Most prostate cancer is sporadic. This means that a majority – 75 percent – of individuals with prostate cancer have genes that mutated after birth. Of the individuals with mutated genes, 5 percent will inherit prostate cancer. Twenty percent develop familial prostate cancer, which means that environmental and shared genes work together to result in cancer.

Testing and Screening for Prostate Cancer

The only way to know for sure if you carry a genetic mutation is to undergo genetic testing. Since there is currently no conclusive genetic test specifically for prostate cancer, it is necessary to rely on family history. If your family has a strong history of prostate cancer, you can participate in prostate cancer research to determine which genes are correlated with the disease.

There are several genes that, when mutated, indicate a risk for prostate cancer. A gene on chromosome 17 is associated with the disease, as well as several other mutated genes. Further research is required to verify these findings to determine if these genes can effectively be tested for predisposition to prostate cancer.

Prevalence of Prostate Cancer

Rates of prostate cancer vary widely throughout the world. Prostate cancer is least prominent in South and East Asia, more common in Europe and most common in the United States.

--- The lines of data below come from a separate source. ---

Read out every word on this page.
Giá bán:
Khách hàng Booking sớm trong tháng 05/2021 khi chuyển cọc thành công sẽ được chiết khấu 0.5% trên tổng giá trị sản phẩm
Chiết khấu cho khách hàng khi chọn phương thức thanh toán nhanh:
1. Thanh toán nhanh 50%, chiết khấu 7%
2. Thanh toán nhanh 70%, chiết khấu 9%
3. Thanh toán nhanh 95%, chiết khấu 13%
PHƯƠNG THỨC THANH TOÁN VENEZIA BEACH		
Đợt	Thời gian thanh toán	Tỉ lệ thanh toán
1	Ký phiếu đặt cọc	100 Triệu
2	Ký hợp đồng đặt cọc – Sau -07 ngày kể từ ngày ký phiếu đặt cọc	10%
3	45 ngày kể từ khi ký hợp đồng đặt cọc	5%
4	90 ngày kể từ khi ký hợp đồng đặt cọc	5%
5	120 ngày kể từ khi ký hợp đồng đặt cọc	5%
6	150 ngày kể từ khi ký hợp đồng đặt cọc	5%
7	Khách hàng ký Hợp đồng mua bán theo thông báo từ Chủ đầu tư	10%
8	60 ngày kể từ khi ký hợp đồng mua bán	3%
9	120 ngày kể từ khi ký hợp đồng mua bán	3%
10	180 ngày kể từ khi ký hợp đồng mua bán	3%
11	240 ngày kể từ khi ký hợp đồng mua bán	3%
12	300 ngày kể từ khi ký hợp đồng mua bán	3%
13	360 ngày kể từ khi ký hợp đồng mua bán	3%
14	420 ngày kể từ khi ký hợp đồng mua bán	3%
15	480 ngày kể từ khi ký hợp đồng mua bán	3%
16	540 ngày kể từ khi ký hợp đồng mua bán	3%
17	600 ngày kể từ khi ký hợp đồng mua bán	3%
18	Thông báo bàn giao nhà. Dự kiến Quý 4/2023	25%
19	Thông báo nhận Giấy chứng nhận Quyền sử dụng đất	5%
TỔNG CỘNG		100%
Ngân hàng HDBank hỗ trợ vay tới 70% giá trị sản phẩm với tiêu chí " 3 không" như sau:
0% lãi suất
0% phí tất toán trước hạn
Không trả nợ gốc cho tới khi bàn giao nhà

African-American men are two times more likely to develop prostate cancer than Caucasians.

Prostate cancer normally develops in men over 50 years old. An estimated 28,000 deaths occur from prostate cancer each year, though this number is decreasing due to advances in medicine that allow for early detection and comprehensive treatment.

Prostate Cancer Prevention and Progress Towards a Cure

Men can determine their risk factors for prostate cancer through their family history and attempt to control certain environmental and lifestyle factors. In order to reduce the risk of developing the disease, doctors recommend:

  • avoiding tobacco products
  • eating a balanced diet
  • exercising
  • limiting alcoholic beverages
  • maintaining a healthy weight.

Eventually, research will determine which genetic mutations are correlated with prostate cancer. When that happens, genetic testing will be available to help men better assess their risk.

Resources

Cancer.Net (2008). The genetics of prostate cancer. Retrieved November 11, 2008, from the Cancer.Net Web site: http://www.cancer.net/patient/Learning About Cancer/Genetics/The Genetics of Prostate Cancer.

Sloan-Kettering Institute (2004). Prostate cancer and heredity. Retrieved November 11, 2008, from the Memorial Sloan-Kettering Cancer Center Web site: http://www.mskcc.org/mskcc/html/8625.cfm.

National Center for Biotechnology Information. (nd). Genes and disease: Prostate cancer. Retrieved January 28, 2003, from www.ncbi.nlm.nih.gov/disease/Prostate.html.